You're missing facts my friend.

https://www.bitdefender.com/en-us/blog/hotforsecurity/77000-steam-accounts-are-hacked-and-raided-every-month

And for the umpteenth time. I never stated I was hacked. I never said my credentials weren't leaked.

I said:

- why was my MFA/2FA blatantly ignored, I was literally looking at the situation in flagranti/e, when the login was in progress and I was being logged out of my Android Steam Guard App
- why is Valve allowing change of crucial credential attributes like:
- removal of the only MFA/2FA active device without me confirming it by a second factor [e-mail, SMS, etc.]
- removal of my GSM from my account, that's been there for 20+ years without prior confirmation via my original GSM
- changing of my e-mail address that I used for 20+ years without prior confirmation with my original e-mail address
- changing of my Steam iD that I used for 20+ years without prior confirmation via SMS, e-mail or MFA/2FA Steam Guard
- allowing all of this to happen, when the malicious login was engaged from Poland, while I logged in from Slovakia for entire 20+ years without VPN and now not a single system in it's entire secure Valve/Steam infallible glory evaluated any of these actions as suspicious. Wow, just wow. And it all happened in under 60 seconds. Because that's what people do. People remove they're only 2FA/MFA authenticator from their account, remove their GSM contact, change their e-mail address and change their Steam iD in under 60 seconds. Dude, user'd have to create a pretty sophisticated script for such an operation prior to it's engagement for it to be executed in under 60 seconds...

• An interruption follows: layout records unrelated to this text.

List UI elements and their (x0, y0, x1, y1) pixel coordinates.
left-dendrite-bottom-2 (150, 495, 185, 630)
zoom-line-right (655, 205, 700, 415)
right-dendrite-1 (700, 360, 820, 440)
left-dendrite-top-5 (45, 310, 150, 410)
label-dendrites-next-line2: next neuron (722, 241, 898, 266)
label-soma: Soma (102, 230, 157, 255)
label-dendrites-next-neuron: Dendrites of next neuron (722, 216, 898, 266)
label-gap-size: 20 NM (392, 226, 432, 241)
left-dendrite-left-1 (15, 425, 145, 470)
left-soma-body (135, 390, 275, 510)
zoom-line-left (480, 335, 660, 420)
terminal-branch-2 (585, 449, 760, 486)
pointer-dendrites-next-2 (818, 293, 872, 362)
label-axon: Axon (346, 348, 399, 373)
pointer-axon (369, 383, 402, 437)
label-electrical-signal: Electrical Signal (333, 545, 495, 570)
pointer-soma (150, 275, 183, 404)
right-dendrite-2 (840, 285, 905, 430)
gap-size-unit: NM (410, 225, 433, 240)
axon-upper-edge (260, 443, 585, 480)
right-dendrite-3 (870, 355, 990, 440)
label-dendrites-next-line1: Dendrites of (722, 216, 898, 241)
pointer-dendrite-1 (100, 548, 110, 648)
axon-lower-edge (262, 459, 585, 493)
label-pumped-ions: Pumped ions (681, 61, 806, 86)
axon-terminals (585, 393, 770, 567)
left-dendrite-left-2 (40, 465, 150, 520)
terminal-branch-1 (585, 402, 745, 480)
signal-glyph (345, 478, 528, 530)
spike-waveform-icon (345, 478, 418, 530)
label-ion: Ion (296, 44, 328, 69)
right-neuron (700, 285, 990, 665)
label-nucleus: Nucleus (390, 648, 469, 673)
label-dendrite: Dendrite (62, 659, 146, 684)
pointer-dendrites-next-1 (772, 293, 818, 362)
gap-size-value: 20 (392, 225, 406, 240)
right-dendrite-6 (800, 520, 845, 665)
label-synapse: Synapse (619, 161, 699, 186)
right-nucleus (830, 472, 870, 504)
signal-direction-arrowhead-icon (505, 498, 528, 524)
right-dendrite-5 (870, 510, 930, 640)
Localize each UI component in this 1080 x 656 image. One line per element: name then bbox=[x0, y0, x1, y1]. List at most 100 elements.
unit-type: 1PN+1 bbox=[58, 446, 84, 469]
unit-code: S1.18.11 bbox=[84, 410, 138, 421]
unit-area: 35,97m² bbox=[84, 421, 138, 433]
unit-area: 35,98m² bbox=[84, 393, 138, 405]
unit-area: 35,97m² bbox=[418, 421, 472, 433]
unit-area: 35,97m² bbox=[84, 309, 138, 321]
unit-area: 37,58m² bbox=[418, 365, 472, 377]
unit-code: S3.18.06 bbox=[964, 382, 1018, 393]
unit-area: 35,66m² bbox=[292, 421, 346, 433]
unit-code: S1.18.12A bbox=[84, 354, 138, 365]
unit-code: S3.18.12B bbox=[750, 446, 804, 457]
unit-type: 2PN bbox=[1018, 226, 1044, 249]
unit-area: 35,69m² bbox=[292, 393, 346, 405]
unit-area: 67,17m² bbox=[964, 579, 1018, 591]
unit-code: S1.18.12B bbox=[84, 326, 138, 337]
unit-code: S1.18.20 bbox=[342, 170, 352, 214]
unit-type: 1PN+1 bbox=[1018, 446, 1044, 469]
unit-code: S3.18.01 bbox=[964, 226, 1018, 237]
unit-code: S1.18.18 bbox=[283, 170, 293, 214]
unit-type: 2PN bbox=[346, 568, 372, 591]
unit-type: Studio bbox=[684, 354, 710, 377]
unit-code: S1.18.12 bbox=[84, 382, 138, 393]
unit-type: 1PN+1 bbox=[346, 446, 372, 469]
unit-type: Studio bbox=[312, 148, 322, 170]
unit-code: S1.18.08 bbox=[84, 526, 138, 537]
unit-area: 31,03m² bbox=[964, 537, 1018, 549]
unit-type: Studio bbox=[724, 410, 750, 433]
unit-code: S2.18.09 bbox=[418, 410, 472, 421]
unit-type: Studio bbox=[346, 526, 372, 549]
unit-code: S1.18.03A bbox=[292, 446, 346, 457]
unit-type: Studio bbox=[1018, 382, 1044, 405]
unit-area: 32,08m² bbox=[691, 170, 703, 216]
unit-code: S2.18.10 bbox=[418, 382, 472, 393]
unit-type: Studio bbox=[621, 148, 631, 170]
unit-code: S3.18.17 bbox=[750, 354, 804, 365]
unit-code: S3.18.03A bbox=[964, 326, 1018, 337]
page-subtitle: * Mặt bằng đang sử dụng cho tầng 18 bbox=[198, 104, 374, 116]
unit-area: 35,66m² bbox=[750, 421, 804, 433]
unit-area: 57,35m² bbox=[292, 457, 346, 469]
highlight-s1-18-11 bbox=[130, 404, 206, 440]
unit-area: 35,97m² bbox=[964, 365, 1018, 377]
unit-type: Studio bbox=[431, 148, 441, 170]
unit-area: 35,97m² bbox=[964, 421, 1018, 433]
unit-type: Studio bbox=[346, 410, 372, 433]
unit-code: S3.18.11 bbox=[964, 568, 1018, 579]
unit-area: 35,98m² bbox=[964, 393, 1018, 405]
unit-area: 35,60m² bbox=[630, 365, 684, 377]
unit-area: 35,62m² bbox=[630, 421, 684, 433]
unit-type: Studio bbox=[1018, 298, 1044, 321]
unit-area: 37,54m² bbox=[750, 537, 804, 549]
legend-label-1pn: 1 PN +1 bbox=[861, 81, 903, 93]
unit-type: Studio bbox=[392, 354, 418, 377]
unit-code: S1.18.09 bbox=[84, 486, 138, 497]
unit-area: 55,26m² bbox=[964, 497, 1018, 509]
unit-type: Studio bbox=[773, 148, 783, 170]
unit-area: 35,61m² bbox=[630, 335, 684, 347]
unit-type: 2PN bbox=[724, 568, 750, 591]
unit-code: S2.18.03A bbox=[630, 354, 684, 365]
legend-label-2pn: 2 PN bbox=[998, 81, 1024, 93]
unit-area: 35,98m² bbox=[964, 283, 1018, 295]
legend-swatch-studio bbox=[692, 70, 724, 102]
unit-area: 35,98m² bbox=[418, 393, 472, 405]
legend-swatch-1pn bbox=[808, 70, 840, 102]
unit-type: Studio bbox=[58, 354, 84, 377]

These are my questions. Every single of the points I stated are crude violation of absolute basics of user account internet security. This is what I'm pointing at. These are extremely lazy vulnerabilities in Steam/Valve System.

Again: 77,000 Steam accounts are hacked and raided every month.

You're all ignoring the facts and my arguments, that's all. Just because it didn't happen to You yesterday, or today, doesn't mean it won't happen tomorrow. Hey, guess what, I was thinking the same, since I use 2FA/MFA everywhere. Well, today I was a witness to it's failure and to an absolute incompetence of Valve's/Steam security measures.